The site is used today as a general dumping ground, which makes it easy to overlook, but the stones arranged across this modest, stream-bounded plot have been quietly resisting easy classification for the better part of a century.

Two of the graves are box-like arrangements of large upright slabs, not unlike megalithic cists, which are prehistoric stone-lined burial chambers. The first is a three-sided rectangular setting, open to the east, measuring roughly 1.4 by 1.3 metres internally, with a prostrate slab nearby that may once have served as a capstone. The second, about 11 metres to the east, is a four-sided version of similar construction, its open south side giving directly onto the steep scarp that drops away at the edge of the site. The other two graves are less clearly defined: one is a low mound containing two parallel slabs set close together, and the easternmost is marked by a large boulder overlying a hollow, with a line of small stones running out from beneath it. Scholars have interpreted the graves variously as megalithic cists, as suggested by F. Henry in 1937, and as ceallúnach graves, a term used for a calluragh, that is, an unconsecrated burial ground traditionally used for unbaptised children and others excluded from churchyard burial, as proposed by T. Fanning in 1981. The unusually large stones argue against straightforward Early Christian burial practice, though the Megalithic Survey of Ireland has declined to classify the structures as megalithic tombs.

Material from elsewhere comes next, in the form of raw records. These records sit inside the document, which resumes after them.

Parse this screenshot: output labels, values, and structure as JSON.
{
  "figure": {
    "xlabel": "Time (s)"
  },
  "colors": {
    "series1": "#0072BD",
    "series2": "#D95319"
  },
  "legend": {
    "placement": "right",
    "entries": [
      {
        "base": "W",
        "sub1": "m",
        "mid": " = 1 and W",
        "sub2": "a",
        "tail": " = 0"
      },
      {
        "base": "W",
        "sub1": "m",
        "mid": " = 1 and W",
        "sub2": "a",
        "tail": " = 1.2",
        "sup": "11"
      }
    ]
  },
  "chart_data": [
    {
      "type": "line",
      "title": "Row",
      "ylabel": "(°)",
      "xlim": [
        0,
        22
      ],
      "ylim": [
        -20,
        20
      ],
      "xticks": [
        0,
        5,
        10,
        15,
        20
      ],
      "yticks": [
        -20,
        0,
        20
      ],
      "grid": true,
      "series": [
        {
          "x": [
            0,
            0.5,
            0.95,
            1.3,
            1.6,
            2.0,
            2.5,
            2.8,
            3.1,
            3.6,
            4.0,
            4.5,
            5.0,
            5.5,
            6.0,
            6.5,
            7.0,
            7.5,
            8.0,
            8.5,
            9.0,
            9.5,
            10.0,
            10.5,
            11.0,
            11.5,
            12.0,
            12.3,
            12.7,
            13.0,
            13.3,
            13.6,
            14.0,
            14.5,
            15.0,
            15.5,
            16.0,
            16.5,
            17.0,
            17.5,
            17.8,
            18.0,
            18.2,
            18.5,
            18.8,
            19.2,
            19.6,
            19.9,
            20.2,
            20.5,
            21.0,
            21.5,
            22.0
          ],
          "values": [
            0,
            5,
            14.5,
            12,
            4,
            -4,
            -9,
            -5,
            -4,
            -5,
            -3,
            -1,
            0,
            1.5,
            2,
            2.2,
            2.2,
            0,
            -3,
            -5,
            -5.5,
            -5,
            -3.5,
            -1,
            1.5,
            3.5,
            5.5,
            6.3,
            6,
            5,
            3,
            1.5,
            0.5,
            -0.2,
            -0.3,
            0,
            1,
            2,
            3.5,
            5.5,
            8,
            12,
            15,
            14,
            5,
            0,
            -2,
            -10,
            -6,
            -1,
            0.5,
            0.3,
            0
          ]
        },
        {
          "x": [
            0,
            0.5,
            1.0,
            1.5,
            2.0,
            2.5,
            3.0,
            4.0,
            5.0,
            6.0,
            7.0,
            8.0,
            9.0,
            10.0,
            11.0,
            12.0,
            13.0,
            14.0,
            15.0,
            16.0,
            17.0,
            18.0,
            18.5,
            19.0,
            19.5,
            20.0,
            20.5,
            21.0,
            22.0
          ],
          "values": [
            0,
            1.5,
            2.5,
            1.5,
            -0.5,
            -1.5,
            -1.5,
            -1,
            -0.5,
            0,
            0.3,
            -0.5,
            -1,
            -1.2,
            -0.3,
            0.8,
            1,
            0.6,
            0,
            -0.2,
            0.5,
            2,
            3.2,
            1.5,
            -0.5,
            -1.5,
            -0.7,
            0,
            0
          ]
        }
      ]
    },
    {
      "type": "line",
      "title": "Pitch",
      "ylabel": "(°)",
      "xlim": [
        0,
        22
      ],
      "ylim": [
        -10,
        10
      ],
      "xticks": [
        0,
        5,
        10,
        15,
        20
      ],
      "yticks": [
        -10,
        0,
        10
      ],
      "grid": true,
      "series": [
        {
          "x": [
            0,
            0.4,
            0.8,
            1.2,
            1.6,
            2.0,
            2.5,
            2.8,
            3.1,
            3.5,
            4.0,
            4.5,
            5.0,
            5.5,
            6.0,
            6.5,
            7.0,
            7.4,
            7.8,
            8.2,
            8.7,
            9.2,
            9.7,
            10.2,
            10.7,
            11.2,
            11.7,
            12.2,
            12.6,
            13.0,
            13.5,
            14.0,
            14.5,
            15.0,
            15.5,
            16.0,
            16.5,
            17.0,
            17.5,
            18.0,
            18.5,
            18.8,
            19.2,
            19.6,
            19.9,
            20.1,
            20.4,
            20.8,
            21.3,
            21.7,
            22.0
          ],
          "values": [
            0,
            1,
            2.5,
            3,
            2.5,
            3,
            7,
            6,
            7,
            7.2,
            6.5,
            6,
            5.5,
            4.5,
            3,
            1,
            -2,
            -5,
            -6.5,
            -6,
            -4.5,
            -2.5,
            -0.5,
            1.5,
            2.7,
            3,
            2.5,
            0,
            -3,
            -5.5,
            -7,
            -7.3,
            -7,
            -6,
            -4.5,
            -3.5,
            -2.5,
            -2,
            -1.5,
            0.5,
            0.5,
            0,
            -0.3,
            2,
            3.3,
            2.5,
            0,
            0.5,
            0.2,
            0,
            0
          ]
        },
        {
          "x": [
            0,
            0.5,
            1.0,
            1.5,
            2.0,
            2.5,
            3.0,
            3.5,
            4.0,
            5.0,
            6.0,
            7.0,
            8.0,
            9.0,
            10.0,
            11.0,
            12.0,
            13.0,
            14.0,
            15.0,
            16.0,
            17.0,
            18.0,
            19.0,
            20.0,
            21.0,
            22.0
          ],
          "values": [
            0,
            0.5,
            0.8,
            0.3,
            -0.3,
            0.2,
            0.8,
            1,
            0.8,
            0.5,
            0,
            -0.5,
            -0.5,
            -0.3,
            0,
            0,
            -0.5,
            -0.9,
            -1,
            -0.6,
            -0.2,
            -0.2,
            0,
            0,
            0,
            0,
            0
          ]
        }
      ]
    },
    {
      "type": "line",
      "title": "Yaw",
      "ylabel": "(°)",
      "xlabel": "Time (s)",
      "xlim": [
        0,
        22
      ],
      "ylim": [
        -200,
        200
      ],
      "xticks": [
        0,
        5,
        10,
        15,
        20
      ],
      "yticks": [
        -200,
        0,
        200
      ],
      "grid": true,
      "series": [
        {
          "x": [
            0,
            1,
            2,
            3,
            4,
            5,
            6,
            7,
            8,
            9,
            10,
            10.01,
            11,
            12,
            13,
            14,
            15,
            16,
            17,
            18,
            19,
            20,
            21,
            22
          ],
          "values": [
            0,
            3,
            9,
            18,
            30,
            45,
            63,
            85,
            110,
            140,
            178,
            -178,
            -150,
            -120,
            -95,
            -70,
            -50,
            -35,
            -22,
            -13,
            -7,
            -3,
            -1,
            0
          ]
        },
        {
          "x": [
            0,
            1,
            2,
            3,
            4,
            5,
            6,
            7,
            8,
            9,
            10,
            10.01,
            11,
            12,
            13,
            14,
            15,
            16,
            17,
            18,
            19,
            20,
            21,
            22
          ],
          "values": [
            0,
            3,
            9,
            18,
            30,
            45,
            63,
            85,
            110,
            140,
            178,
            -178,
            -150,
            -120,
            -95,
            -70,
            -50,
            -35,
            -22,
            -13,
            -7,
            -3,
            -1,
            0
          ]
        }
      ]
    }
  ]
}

The matter, in short, remains open. The cross-slab is more legible: a slab measuring 1.1 by 0.94 metres, it carries a cross of arcs with a plain pendant stem, and a loop at the right side of the upper arm that represents a monogram form of the Chi-Rho symbol, one of the earliest Christograms, formed from the first two letters of Christ's name in Greek. The slab now stands free, having been pulled from the field fence into which it had been embedded. A second inscribed stone fragment from the site was given to University College Cork in 1939, but its current whereabouts are unknown; the symbols on its surface were never satisfactorily identified, and a loom-weight found at the same time adds a further, unexplained domestic note to what is otherwise a burial site.